“It’s a gay life!” he often said with a twisted smile, “A gay life, what?”
CHAPTER XV
SURRENDER
Grannie Amber was afraid—she did not know exactly why—that, the year following the second baby’s arrival, Osborn would forget Marie’s birthday, and she was anxious that it should not be forgotten. Though she herself had, early in her married life, grown tired and quiet, had early learned to bargain shrewishly with the merchants of the cheaper foods and, after the first three years, had always had her birthdays forgotten; though she had been perfectly willing and ready to urge her daughter into the life domestic, upon a small income, yet regrets took her and sighs, all of perfect resignation, when she saw the darkness under Marie’s eyes, when she stood by in the market and heard her hard chaffering, when she noted the worried crinkles come to stay in her brow. So that, resolving that Osborn should not forget, natural as it would have been for him, in her judgment, to do so, she trailed his wife’s birthday across his path a fortnight before the actual day, wishing in her thoughtfulness to give him the chance to save from two weeks’ salary for some gift.
She sewed in his presence and, as she sewed, entered into a full explanation of her work: “This little skirt, Osborn, is for Marie’s birthday. I hope I’ll get it done in time; there’s only a fortnight, as you know.”
He did not know; the fact had slipped his memory in the ceaseless dream of other liabilities due; but as he looked at Grannie Amber, and the purple silk petticoat which she was finely sewing, he assumed a perfect memory of the occasion.
He answered: “I was just going to ask Marie what she’d like for it.”
“There are a lot of things she’d like,” Mrs.
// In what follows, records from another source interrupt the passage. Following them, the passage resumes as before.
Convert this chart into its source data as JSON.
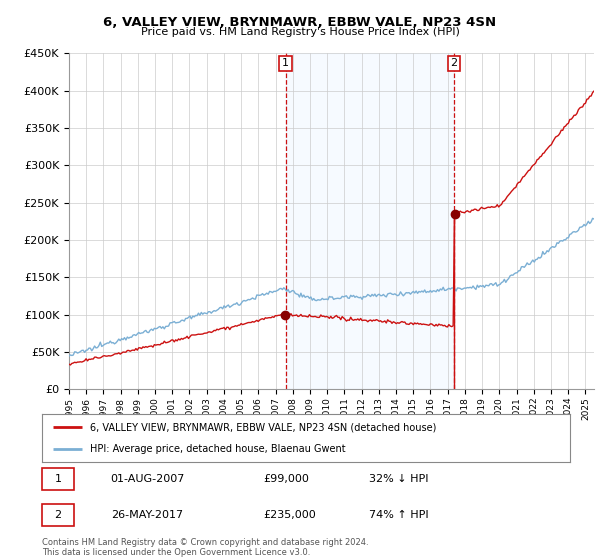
{
  "title": "6, VALLEY VIEW, BRYNMAWR, EBBW VALE, NP23 4SN",
  "subtitle": "Price paid vs. HM Land Registry's House Price Index (HPI)",
  "legend_line1": "6, VALLEY VIEW, BRYNMAWR, EBBW VALE, NP23 4SN (detached house)",
  "legend_line2": "HPI: Average price, detached house, Blaenau Gwent",
  "annotation1_date": "01-AUG-2007",
  "annotation1_price": "£99,000",
  "annotation1_hpi": "32% ↓ HPI",
  "annotation2_date": "26-MAY-2017",
  "annotation2_price": "£235,000",
  "annotation2_hpi": "74% ↑ HPI",
  "footer": "Contains HM Land Registry data © Crown copyright and database right 2024.\nThis data is licensed under the Open Government Licence v3.0.",
  "hpi_color": "#7bafd4",
  "price_color": "#cc1111",
  "annotation_color": "#cc1111",
  "shade_color": "#ddeeff",
  "ylim_min": 0,
  "ylim_max": 450000,
  "xlim_min": 1995,
  "xlim_max": 2025.5,
  "background_color": "#ffffff",
  "grid_color": "#cccccc",
  "sale1_year": 2007.583,
  "sale2_year": 2017.375,
  "sale1_price": 99000,
  "sale2_price": 235000
}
Amber began.
That same evening, when Grannie Amber had rolled up the purple petticoat into her workbag and departed, he asked Marie, as they sat together over the fire:
“What would you like for your birthday, my dear?”
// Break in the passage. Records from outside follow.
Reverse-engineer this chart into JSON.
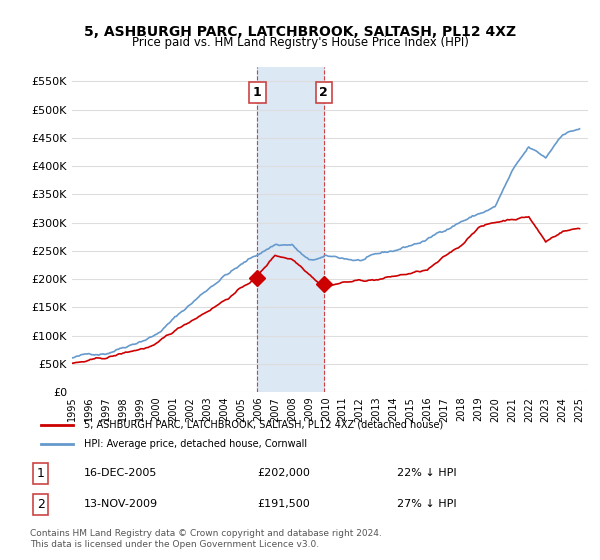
{
  "title": "5, ASHBURGH PARC, LATCHBROOK, SALTASH, PL12 4XZ",
  "subtitle": "Price paid vs. HM Land Registry's House Price Index (HPI)",
  "legend_line1": "5, ASHBURGH PARC, LATCHBROOK, SALTASH, PL12 4XZ (detached house)",
  "legend_line2": "HPI: Average price, detached house, Cornwall",
  "transaction1_label": "1",
  "transaction1_date": "16-DEC-2005",
  "transaction1_price": "£202,000",
  "transaction1_pct": "22% ↓ HPI",
  "transaction2_label": "2",
  "transaction2_date": "13-NOV-2009",
  "transaction2_price": "£191,500",
  "transaction2_pct": "27% ↓ HPI",
  "footnote": "Contains HM Land Registry data © Crown copyright and database right 2024.\nThis data is licensed under the Open Government Licence v3.0.",
  "hpi_color": "#6699cc",
  "price_color": "#cc0000",
  "marker_color": "#cc0000",
  "ylim": [
    0,
    575000
  ],
  "yticks": [
    0,
    50000,
    100000,
    150000,
    200000,
    250000,
    300000,
    350000,
    400000,
    450000,
    500000,
    550000
  ],
  "background_color": "#ffffff",
  "grid_color": "#dddddd",
  "shade_color": "#dde8f5",
  "vline_color": "#cc4444"
}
A great pleasure shone in her face as she gazed at him.
“Osborn,” she stammered, “can you afford to give me a present at all?”
“I should hope so,” he replied.
An eagerness, which he had not seen there for a long while, invaded her face; it was an eagerness of pleasure at his remembrance, at his wish to be kind and to give her happiness. About the gift she was not so precious; she hoped it would be small, and she said, almost reverentially:
“I’d rather you chose, dear.”
“I’d been thinking,” said Osborn, who had thought of it during dinner, “that you might like to be taken out. How would that do for a present? Of course I’d like to do both—to take you out and give you a swagger gift—but we know it can’t be done, don’t we?”
“Of course. Of course, my dear.”
“You’d like to go out to dinner? And perhaps we could go somewhere after, too.”